Ternowitz T, Herlin T
Arch Dermatol Res. 1986;278(6):454-9. doi: 10.1007/BF00455163.
Using highly purified cell suspensions, monocyte (MO) and polymorphonuclear leukocyte (PMN) chemotaxis was measured by the 51Cr-labeled cells technique in 30 adult patients with atopic dermatitis (AD). MO chemotaxis was depressed in 60% of the patients; in one-third both MO and PMN chemotaxis was impaired. All patients with normal MO chemotaxis had normal PMN chemotaxis. The defective chemotaxis was related to the presence of cutaneous infection and to the activity of the disease. Cutaneous infection was observed in 70% of the patients with low MO and PMN chemotaxis. We found no relation between the chemotaxis defects and serum IgE levels. Presence of asthma in addition to AD did not influence the results. Preincubation of normal leukocytes with AD plasma did not alter the chemotactic responses. Plasma from atopics had a lower capacity for inducing migration than normal plasma using leukocytes from healthy subjects as test cells.

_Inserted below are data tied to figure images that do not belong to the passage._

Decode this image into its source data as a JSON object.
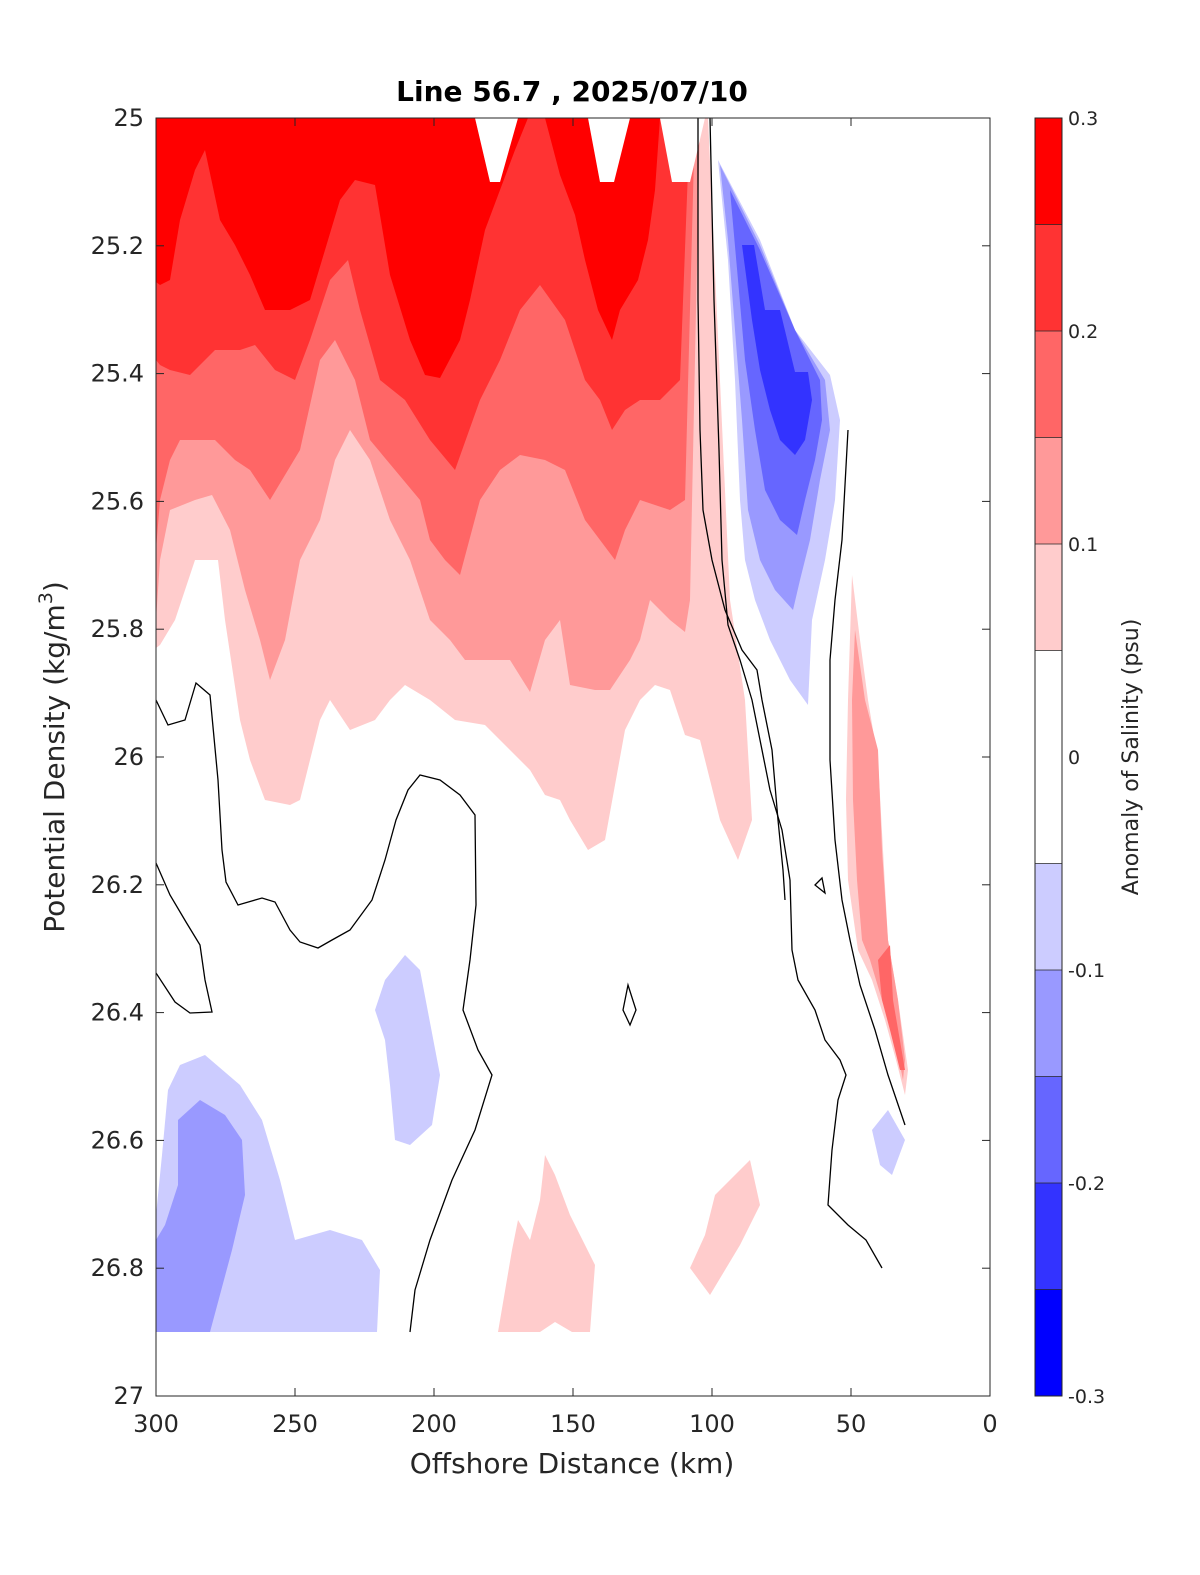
{
  "chart_data": {
    "type": "heatmap",
    "subtype": "filled-contour",
    "title": "Line 56.7 , 2025/07/10",
    "xlabel": "Offshore Distance (km)",
    "ylabel_main": "Potential Density (kg/m",
    "ylabel_sup": "3",
    "ylabel_end": ")",
    "xlim": [
      300,
      0
    ],
    "ylim": [
      27,
      25
    ],
    "x_reversed": true,
    "y_reversed": true,
    "xticks": [
      300,
      250,
      200,
      150,
      100,
      50,
      0
    ],
    "xtick_labels": [
      "300",
      "250",
      "200",
      "150",
      "100",
      "50",
      "0"
    ],
    "yticks": [
      25,
      25.2,
      25.4,
      25.6,
      25.8,
      26,
      26.2,
      26.4,
      26.6,
      26.8,
      27
    ],
    "ytick_labels": [
      "25",
      "25.2",
      "25.4",
      "25.6",
      "25.8",
      "26",
      "26.2",
      "26.4",
      "26.6",
      "26.8",
      "27"
    ],
    "colorbar": {
      "label": "Anomaly of Salinity (psu)",
      "range": [
        -0.3,
        0.3
      ],
      "tick_values": [
        0.3,
        0.2,
        0.1,
        0,
        -0.1,
        -0.2,
        -0.3
      ],
      "tick_labels": [
        "0.3",
        "0.2",
        "0.1",
        "0",
        "-0.1",
        "-0.2",
        "-0.3"
      ],
      "levels": [
        {
          "from": 0.25,
          "to": 0.3,
          "color": "#ff0000"
        },
        {
          "from": 0.2,
          "to": 0.25,
          "color": "#ff3333"
        },
        {
          "from": 0.15,
          "to": 0.2,
          "color": "#ff6666"
        },
        {
          "from": 0.1,
          "to": 0.15,
          "color": "#ff9999"
        },
        {
          "from": 0.05,
          "to": 0.1,
          "color": "#ffcccc"
        },
        {
          "from": -0.05,
          "to": 0.05,
          "color": "#ffffff"
        },
        {
          "from": -0.1,
          "to": -0.05,
          "color": "#ccccff"
        },
        {
          "from": -0.15,
          "to": -0.1,
          "color": "#9999ff"
        },
        {
          "from": -0.2,
          "to": -0.15,
          "color": "#6666ff"
        },
        {
          "from": -0.25,
          "to": -0.2,
          "color": "#3333ff"
        },
        {
          "from": -0.3,
          "to": -0.25,
          "color": "#0000ff"
        }
      ]
    },
    "contour_lines": "zero-anomaly contours drawn as thin black lines",
    "data_extent": {
      "x": [
        30,
        300
      ],
      "y": [
        25,
        26.9
      ]
    }
  }
}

采用高度纯化的细胞悬液,运用51Cr标记细胞技术,对30例成年特应性皮炎(AD)患者的单核细胞(MO)和多形核白细胞(PMN)趋化性进行了检测。60%的患者MO趋化性降低;三分之一的患者MO和PMN趋化性均受损。所有MO趋化性正常的患者PMN趋化性也正常。趋化性缺陷与皮肤感染的存在以及疾病的活动度有关。在MO和PMN趋化性低的患者中,70%观察到皮肤感染。我们发现趋化性缺陷与血清IgE水平之间无关联。除AD外还患有哮喘并不影响结果。用AD血浆预孵育正常白细胞不会改变趋化反应。以健康受试者的白细胞作为测试细胞时,特应性个体的血浆诱导迁移的能力低于正常血浆。